HL7 (Health Level Seven) standard describes the format for the exchange of health data. 

#2. Check for the right Encryption 

To overcome app users’ trust issues, mHealth app providers need to encrypt confidential data. Healthcare encryption standards are one of the compelling ways to safeguard it.

The process of encryption uses algorithms that convert information written in plain text into unreadable code, known as ciphertext. Users require an encryption key to decrypt that information and turn the unreadable code into plain text. Only legitimate users can access the encryption key. So even if any misuse occurs, they won’t be able to access the encrypted data. 

Encryption can help to protect, 

  • Databases 
  • Files stored on Server 
  • Communication channel 
  • Emails 
  • Potentially sensitive data

It is recommended to use SSL (Secure Socket Layer) and TLS (Transport Layer Security) to encrypt the data. It will ensure complete data privacy. 

#3. Apply Authentication 

By leveraging Multi-Factor Authentication (MFA), it is possible to safeguard mHeath Apps from unauthorized use.

This method provides app access to the users only when they provide evidence of their authenticity. MFA is certainly helpful when any device gets lost to prevent access to confidential data. 

As the name suggests, MFA has multiple ways to validate a user identity such as, 

  • Fingerprint
  • Password
  • Voice identification
  • Retinal scanning 
  • OTP (One Time Password)

#4. Perform Security Testing  

Security tests control the deficiencies that may not be easily visible such as, 

  • Accidental data leakage 
  • Inadequate authorization and authentication 
  • Uncertain data storage 
  • Damaged cryptography 
  • Wrong session handling 

These deficiencies resided in the mHealth app’s OS, app flaws, risky end-user behaviour, etc. 

#5. Security from Attackers   

Some attackers and hackers enter the protected systems and collect sensitive information. 

Social engineers are one form of an attacker who gains access to the users’ login credentials or account details.

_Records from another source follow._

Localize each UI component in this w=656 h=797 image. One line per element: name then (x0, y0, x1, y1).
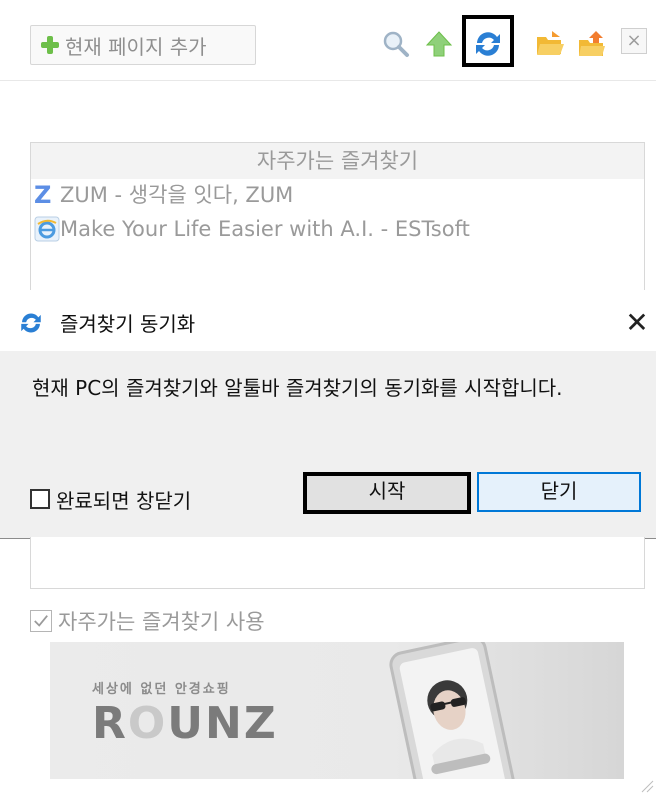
close-when-done-checkbox[interactable]: 완료되면 창닫기 (30, 482, 191, 516)
ad-tagline: 세상에 없던 안경쇼핑 (92, 682, 231, 697)
close-button-label: 닫기 (540, 479, 578, 503)
list-item-label: Make Your Life Easier with A.I. - ESTsof… (60, 217, 470, 241)
list-item[interactable]: Make Your Life Easier with A.I. - ESTsof… (34, 214, 470, 244)
close-icon[interactable]: ✕ (622, 306, 652, 340)
ad-banner[interactable]: 세상에 없던 안경쇼핑 ROUNZ (50, 642, 624, 779)
ad-brand-rest: UNZ (167, 698, 278, 749)
dialog-title: 즐겨찾기 동기화 (60, 312, 196, 336)
use-frequent-bookmarks-checkbox[interactable]: 자주가는 즐겨찾기 사용 (30, 604, 265, 638)
phone-image (380, 642, 520, 779)
frequent-bookmarks-header: 자주가는 즐겨찾기 (31, 143, 644, 179)
add-current-page-button[interactable]: 현재 페이지 추가 (30, 25, 256, 65)
move-up-arrow-icon[interactable] (423, 28, 455, 60)
ie-icon (34, 216, 60, 242)
start-button[interactable]: 시작 (303, 472, 471, 514)
checkbox-label: 자주가는 즐겨찾기 사용 (58, 610, 265, 634)
close-button[interactable]: 닫기 (477, 472, 641, 512)
ad-brand-logo: ROUNZ (92, 698, 278, 749)
search-icon[interactable] (380, 28, 412, 60)
checkbox-box[interactable] (30, 610, 52, 632)
sync-icon[interactable] (472, 28, 504, 60)
open-folder-icon[interactable] (534, 28, 566, 60)
resize-grip-icon[interactable] (640, 778, 654, 793)
close-icon[interactable]: × (621, 28, 647, 54)
dialog-message: 현재 PC의 즐겨찾기와 알툴바 즐겨찾기의 동기화를 시작합니다. (32, 376, 563, 400)
checkbox-box[interactable] (30, 489, 50, 509)
checkbox-label: 완료되면 창닫기 (56, 488, 192, 513)
list-item-label: ZUM - 생각을 잇다, ZUM (60, 183, 294, 207)
zum-icon: Z (34, 181, 52, 209)
export-folder-icon[interactable] (576, 28, 608, 60)
add-current-page-label: 현재 페이지 추가 (65, 34, 207, 59)
ad-brand-r: R (92, 698, 128, 749)
plus-icon (41, 36, 59, 54)
start-button-label: 시작 (368, 479, 406, 503)
ad-brand-o: O (127, 698, 168, 749)
list-item[interactable]: Z ZUM - 생각을 잇다, ZUM (34, 180, 293, 210)
frequent-bookmarks-list-bottom (30, 537, 645, 589)
sync-icon (18, 310, 44, 336)
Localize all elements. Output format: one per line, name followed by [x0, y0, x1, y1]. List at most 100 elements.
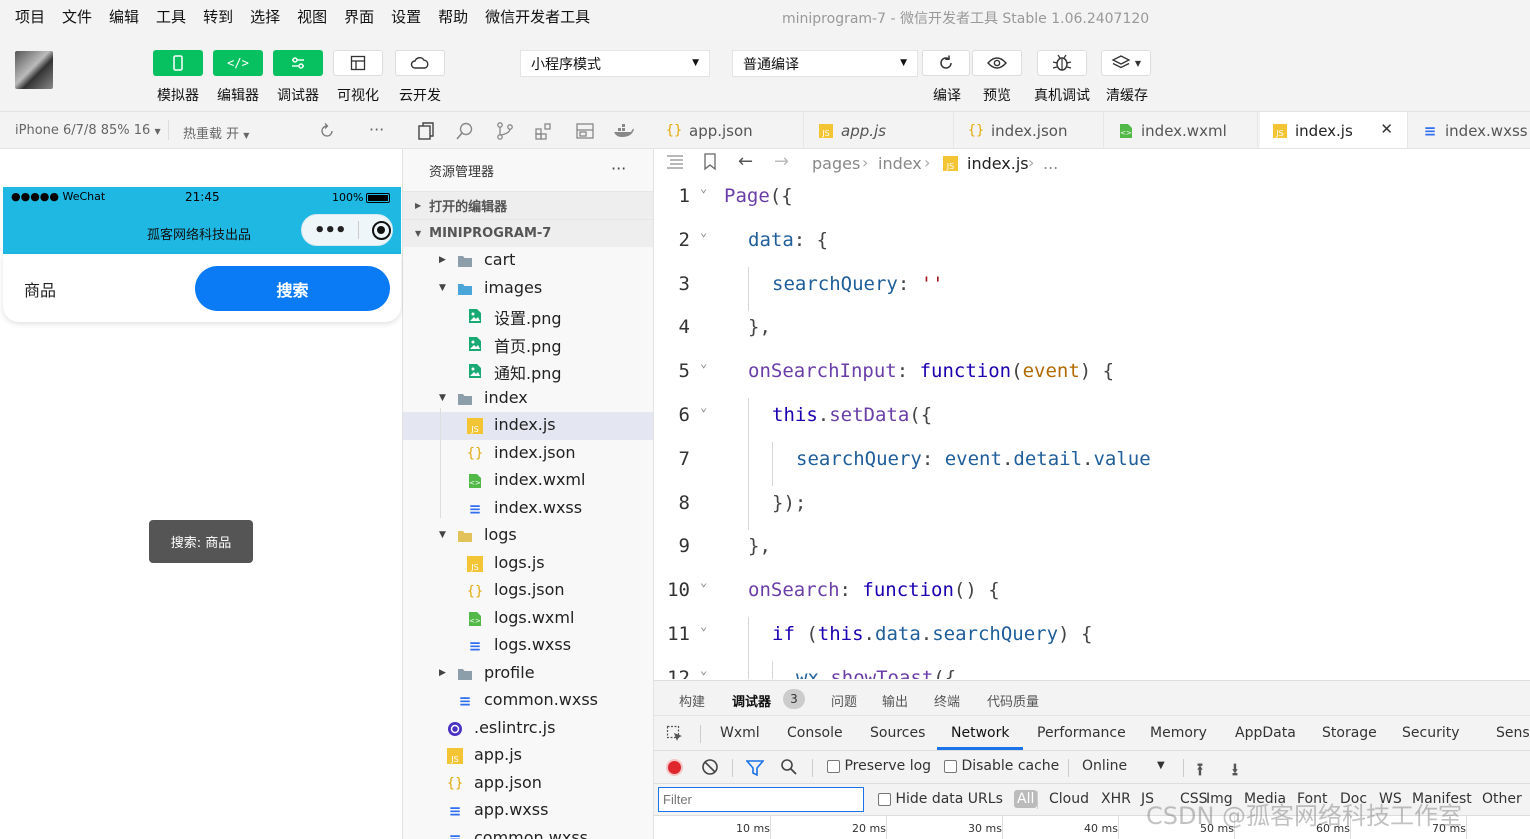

It is called phishing. 

MITM (Man-in-the-middle) attacks include third-party spying. 

Along with healthcare techniques, hackers’ approaches to attack have also become more advanced. So it is crucial to safeguard mobile Health apps from hackers. 

Summing Up  

The key risks affecting data protection by mobile Health apps are the users’ insufficient app knowledge, lack of security measures to secure users’ confidential data, data shared with third-party or marketers, and no user validation before logging in to the mHealth app. 

Therefore it is recommended that healthcare apps should only obtain data that is highly essential for the app to execute the required functionalities.